Public Payers News

Continuous Eligibility Policies Can Reduce Medicaid Churn Among Kids

In states with 12-month continuous eligibility policies, the Medicaid churn rate among children was 2.9 percent in 2017, compared to 5.3 percent in states without policies.

Medicaid churn, Medicaid disenrollment, continuous eligibility policies

Source: Getty Images

By Victoria Bailey

- Continuous eligibility policies can help reduce Medicaid churn and disenrollment among children, according to an issue brief from the Kaiser Family Foundation (KFF).

The year-end spending legislation includes a requirement for all states to implement 12-month continuous eligibility for children in Medicaid and the Children’s Health Insurance Program (CHIP). If passed, children could maintain coverage for a full year even if they experience changes in circumstances, such as income fluctuations.

States must renew coverage for most children in Medicaid and CHIP no more than once every 12 months, but children in states without 12-month continuous eligibility policies may lose coverage before the renewal period due to circumstantial eligibility redeterminations.

As of January 2022, 24 states have opted to provide 12-month continuous coverage for children in Medicaid. Continuous Medicaid enrollment is also required throughout the COVID-19 public health emergency (PHE).

KFF researchers used Medicaid claims data from 2017 to 2019 to determine how continuous eligibility policies impacted disenrollment and churn among children in Medicaid. The brief compared outcomes in states with and without 12-month continuous eligibility.

Medicaid disenrollment rates were lower for children in states with 12-month continuous eligibility policies in the months before annual renewal and at the 12-month mark. The cumulative disenrollment rate in states with continuous eligibility was 9.9 percent by month 12, compared to 14 percent in states without continuous eligibility.

The share of children who disenrolled and then re-enrolled in Medicaid within the year—known as churn—was also lower in states with continuous eligibility policies. In states with the 12-month policy, 2.9 percent of children experienced churn compared to 5.3 percent in states without the policy.

After the annual renewal, the disenrollment and churn rates more than doubled, researchers found. The cumulative disenrollment rate grew from 11.8 percent in month 12 to 29.2 percent in month 15. Children may be disenrolled at annual renewal because they are no longer eligible for the program, or they could experience barriers with the redetermination process despite remaining eligible.

The disenrollment rate increased in both states with and without continuous eligibility policies, but the growth was smaller in states with the policy. For example, the disenrollment rate increased from 14 percent to 37.8 percent in states without continuous eligibility and grew from 9.9 percent to 29.8 percent in states with the policy.

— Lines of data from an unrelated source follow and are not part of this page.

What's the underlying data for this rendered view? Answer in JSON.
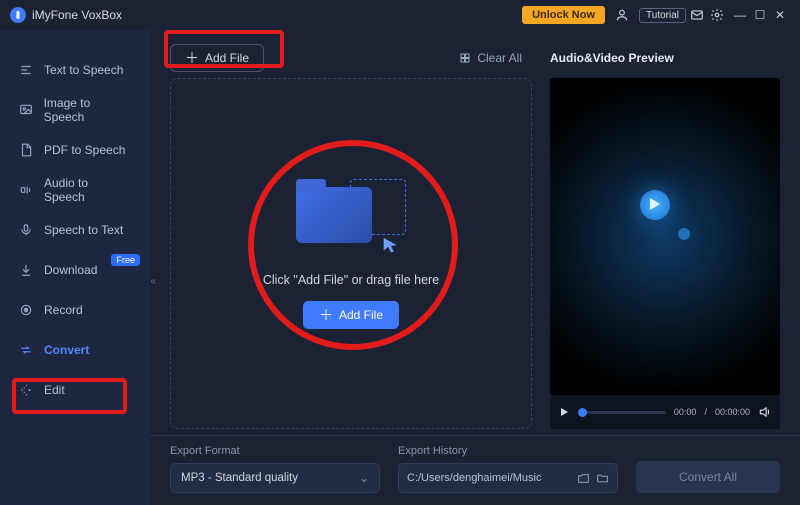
{
  "titlebar": {
    "app_name": "iMyFone VoxBox",
    "unlock_label": "Unlock Now",
    "tutorial_label": "Tutorial"
  },
  "sidebar": {
    "items": [
      {
        "label": "Text to Speech",
        "icon": "text-to-speech-icon"
      },
      {
        "label": "Image to Speech",
        "icon": "image-to-speech-icon"
      },
      {
        "label": "PDF to Speech",
        "icon": "pdf-to-speech-icon"
      },
      {
        "label": "Audio to Speech",
        "icon": "audio-to-speech-icon"
      },
      {
        "label": "Speech to Text",
        "icon": "speech-to-text-icon"
      },
      {
        "label": "Download",
        "icon": "download-icon",
        "badge": "Free"
      },
      {
        "label": "Record",
        "icon": "record-icon"
      },
      {
        "label": "Convert",
        "icon": "convert-icon",
        "active": true
      },
      {
        "label": "Edit",
        "icon": "edit-icon"
      }
    ]
  },
  "toolbar": {
    "add_file_label": "Add File",
    "clear_all_label": "Clear All"
  },
  "preview": {
    "title": "Audio&Video Preview",
    "time_current": "00:00",
    "time_total": "00:00:00"
  },
  "dropzone": {
    "hint": "Click \"Add File\" or drag file here",
    "add_label": "Add File"
  },
  "export": {
    "format_label": "Export Format",
    "format_value": "MP3 - Standard quality",
    "history_label": "Export History",
    "history_path": "C:/Users/denghaimei/Music",
    "convert_all_label": "Convert All"
  }
}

Similarly, the cumulative churn rate increased from 4 percent in month 12 to 10.5 percent in month 15, indicating that children may have been disenrolled due to administrative barriers. The churn rate increased by 5.2 percentage points to 8.1 percent for states with continuous eligibility and grew 7.9 percentage points to 13.2 percent for states without continuous eligibility.

Churn rates increased among all racial and ethnic groups after annual renewal, but the increase was the most significant for Hispanic children, highlighting potential health equity issues. Hispanic children had slightly higher cumulative churn before yearly renewals, but the gap widened after the renewals.

At 15 months, the churn rate for Hispanic children was 12.5 percent, compared to 11.4 percent for Black children, 10.4 percent for White children, and 9.1 percent for Asian children.

“This suggests Hispanic children may be more likely to experience income volatility or be disenrolled for procedural reasons at annual renewal compared to children of other races,” researchers wrote.

The findings emphasized how continuous eligibility policies can help reduce Medicaid disenrollment and churn rates among children. If Congress passes the omnibus bill and expands the 12-month continuous eligibility policy to all states, it could prevent children from losing Medicaid coverage during renewals.

Additionally, some states have enacted multi-year continuous eligibility for children in Medicaid. Oregon was the first state to extend continuous eligibility for children to age six. Washington has submitted a waiver renewal application, while New Mexico and California are in the early stages of expanding continuous eligibility policies.